The verdicts bring to a conclusion a marathon series of prosecutions that began with a five-month trial in April 2008. Ali, Hussain and Sarwar were convicted of conspiracy to murder people unknown, but not of plotting to blow up aeroplanes. Mohammed Gulzar was acquitted.



They were put on trial again in March 2009 and convicted of the plot to destroy transatlantic aircraft. The jury acquitted Savant, Khan and Zaman of their role in the aeroplane plot, but was hung on charges of conspiracy to murder. A third retrial was then called.



Evidence included 26,000 exhibits, 9,710 statements, 142 interviews with defendants and 800 seized electronic devices.
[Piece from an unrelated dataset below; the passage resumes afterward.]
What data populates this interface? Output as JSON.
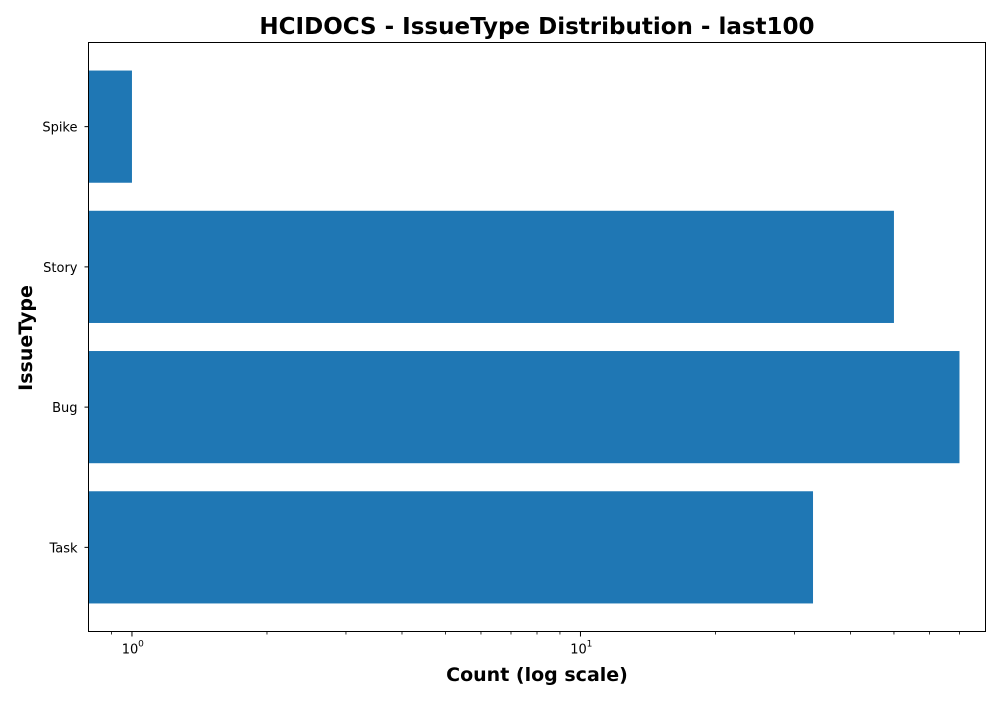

Police examined 14,000GB of data, including 15,000 CDs and DVDs and 500 floppy disks.



Deputy Assistant Commissioner Stuart Osborne, of the Metropolitan Police, said: "These three men claimed they recorded their martyrdom videos as part of a documentary; however, when presented with all the evidence, the jury was satisfied that they were deadly serious in their intent and were party to the conspiracy to murder.



"The martyrdom videos, the instructions left for media to use them, the fresh passport applications, the loan applications and the forensic and surveillance links to Ali, Sarwar and the bomb factory all add up to a clear picture of intent.



"It has taken a long time to bring these men to justice, and the Met Specialist Operations, the Crown Prosecution Service and British Security Service, showed huge commitment, dedication, determination and professionalism throughout the investigation and ensuing trials.



"Sadly this case also highlights that there are people out there who are intent on causing us harm."